Pronouns are personal

A person with pink skin holds up their hand flat with fingers together on the hand are painted stripes in yellow, white, purple, and black - the colors of the non-binary pride flag. Part of the person's torso is in the background and they are wearing a rainbow colored zip up shirt.
Photo by Katie Rainbow from Pexels
June 30, 2021
Julian Dockhorn

One of the first things we built into our platform was the ability to select your pronouns because that’s a way to communicate an inclusive space. We know we’re not perfect: the pronoun selector has limited options; you can’t write your own in; you can’t select multiple options. But we know that being inclusive, even imperfectly, is the better way to start.

Frankly we’d rather gender be less centered in our product. People should be able to meet and talk, and only have gender come up if the participants choose. But our product is for people to talk with each other, and we’re primarily English speakers. This means gender is part of how we talk about people. When we speak, gender is brought to the foreground too much, and it happens incessantly.

If you’ve gone through your life without feeling this way, without feeling that gender is something people are constantly making you aware of, or forcing on you, then you’ve been privileged. It is a privilege if the way you understand yourself aligns with the way people default to thinking of you and talking about you. It is a privilege if you don’t feel boxed in by what people expect your gender to be, and how you’re supposed to live and act and relate to people.

It’s worth considering the contrast: when people mention you, they say you’re someone you’re not. They consistently misunderstand you, have the wrong expectations and false beliefs about you. And when they notice the difference between their beliefs and the reality, it doesn’t even occur to them that the problem isn’t you. These things happen all day, every day, with strangers, colleagues, and even friends and family.

If thinking about this experience and your privilege feels bad, that’s ok. It’s good to think about ways society marginalizes people, and it’s healthy to be uncomfortable with it, whether it’s about gender, wealth, national origin, education, race, class, etc.
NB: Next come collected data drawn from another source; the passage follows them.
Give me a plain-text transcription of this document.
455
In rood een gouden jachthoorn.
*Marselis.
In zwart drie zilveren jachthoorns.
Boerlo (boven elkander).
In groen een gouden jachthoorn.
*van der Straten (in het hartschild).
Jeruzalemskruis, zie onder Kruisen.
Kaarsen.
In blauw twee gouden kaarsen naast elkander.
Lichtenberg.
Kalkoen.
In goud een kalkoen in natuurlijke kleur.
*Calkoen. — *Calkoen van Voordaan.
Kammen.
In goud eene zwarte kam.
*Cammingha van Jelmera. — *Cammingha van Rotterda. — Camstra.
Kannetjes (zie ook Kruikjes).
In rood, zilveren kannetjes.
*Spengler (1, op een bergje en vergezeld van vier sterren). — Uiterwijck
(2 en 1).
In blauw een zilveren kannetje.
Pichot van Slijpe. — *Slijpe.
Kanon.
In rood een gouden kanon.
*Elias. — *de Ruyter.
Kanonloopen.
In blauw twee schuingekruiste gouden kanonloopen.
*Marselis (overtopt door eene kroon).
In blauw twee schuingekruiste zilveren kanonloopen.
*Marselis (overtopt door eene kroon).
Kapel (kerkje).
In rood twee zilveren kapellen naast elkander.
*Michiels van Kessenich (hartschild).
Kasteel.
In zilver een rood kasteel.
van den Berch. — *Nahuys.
Thinking about the ways other people experience bad things cultivates compassion, so embracing that discomfort is a way of embracing becoming a more compassionate person. Hopefully, it will help you better understand people for whom this topic is not optional.

Being yourself is surprisingly complicated. There are so many messy parts to it. So many places to discover what’s really you, and what’s not you but just something you were taught. And being yourself risks relationships. It can risk your sense of family, of safety, of belonging. The more who you are “goes against the grain,” the bigger the risk. For some of us, the risk is relatively low: we don’t even ask if our family will still love us, if our police won’t shoot us, if our banks will loan to us. For others, the risks are so high and can be so tragic. None of us are safe as long as Black, Indigenous, and Latinx trans people are being murdered for being who they are. There is no justice, so there is no peace.

Being a queer company doesn’t just mean that our logo has rainbow colors. It doesn’t just mean we build-in pronouns. It means that we know the right path can look to people like it’s a weird way to go. It means that we know the map is wrong, so we’re going off the map.

It also means we know people will be uncomfortable when we’re just being our true selves and doing what we know is right. This is scary and hard for us: it means ignoring advice that we know has helped other companies. It means looking for a new path that feels more like justice. More like joy. More like our truest selves.

Pride Month is a time that we celebrate the elders in our community that took a path people didn’t understand in order to live their truth. That often had a heavy cost.

It’s now the end of Pride Month. Our logo is going to stay rainbow. We are a queer company all year round. We will make our pronoun options better over time. We will make our site more welcoming, more accessible, more joyful. We’ll keep learning, and looking for how to do better.